Siapakah orang-orang Kalang yang disebut oleh H.J Van Mook ini hingga dianggap Rothschild-nya Indonesia karena memiliki kekayaan yang begitu besar?
Tinggal di hutan
Meminjam penggambaran Guillot, di wilayah bekas kerajaan kuno di Jawa cerita tentang orang Kalang masih banyak diingat orang. Mereka dianggap masyarakat ‘lain’ karena memiliki adat dan istiadat ganjil dan dianggap kaya melalui cara-cara yang tidak biasa.
Selain disegani mereka juga dianggap hina. Bahkan dalam beberapa kisah menyebut orang Kalang dianggap memiliki ekor. Mereka dianggap berbeda dengan orang Jawa pada umumnya.
Guillot menyebut yang membuat orang Kalang dianggap berbeda dengan orang Jawa di antaranya adalah nama Kalang dipakai mereka sendiri dan tidak menikah di luar kelompok mereka agar tetap menjadi Kalang sejati.
Selain itu orang Kalang tak pernah bekerja sebagai petani dan tinggal di hutan serta bekerja sebagai pedagang atau tukang.
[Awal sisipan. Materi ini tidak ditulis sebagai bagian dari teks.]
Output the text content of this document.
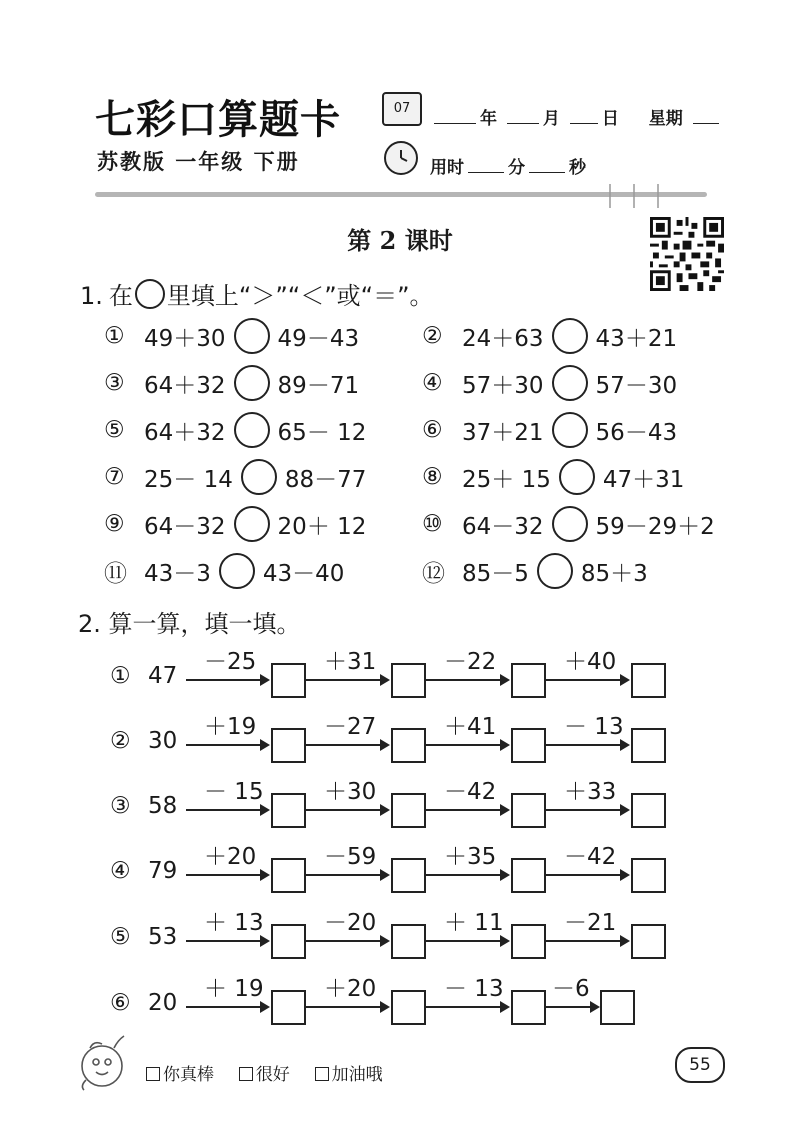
七彩口算题卡
苏教版 一年级 下册
07
年	月 日 星期
用时	分	秒
第 2 课时
1. 在 里填上“＞”“＜”或“＝”。
① 49＋30 49－43
③ 64＋32 89－71
⑤ 64＋32 65－ 12
⑦ 25－ 14 88－77
⑨ 64－32 20＋ 12
⑪ 43－3 43－40
② 24＋63 43＋21
④ 57＋30 57－30
⑥ 37＋21 56－43
⑧ 25＋ 15 47＋31
⑩ 64－32 59－29＋2
⑫ 85－5 85＋3
2. 算一算，填一填。
① 47
－25	＋31	－22	＋40
② 30
＋19	－27	＋41	－ 13
③ 58
－ 15	＋30	－42	＋33
④ 79
＋20	－59	＋35	－42
⑤ 53
＋ 13	－20	＋ 11	－21
⑥ 20
＋ 19	＋20	－ 13 －6
你真棒 很好 加油哦	55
Mereka dianggap terlambat memeluk Islam serta tetap mempertahankan ritus-ritus pra Islam khususnya dalam hal perkawinan atau pemakaman.
Dalam kasus pemakaman, beberapa saat setelah orang Kalang dikuburkan mereka biasanya membuat sebuah boneka dari kayu untuk menggambarkan si mati. Boneka itu diberi pakaian dan ditempatkan di sebuah menara kecil dari bambu. Setelah boneka dibakar, abunya dibuang ke sungai. Orang Kalang menyebut upacara ini disebut sebagai obong.
Sejak abad 19 sifat khas dan asal-usul golongan ini menarik minat banyak pengamat dan sejarawan. Minimnya literatur kadang membuat ‘fantasi’ bebas lebih menjadi pengisi kepala mereka. Beberapa peneliti abad lalu menyimpulkan orang Kalang ini berbeda secara rasial dengan orang Jawa.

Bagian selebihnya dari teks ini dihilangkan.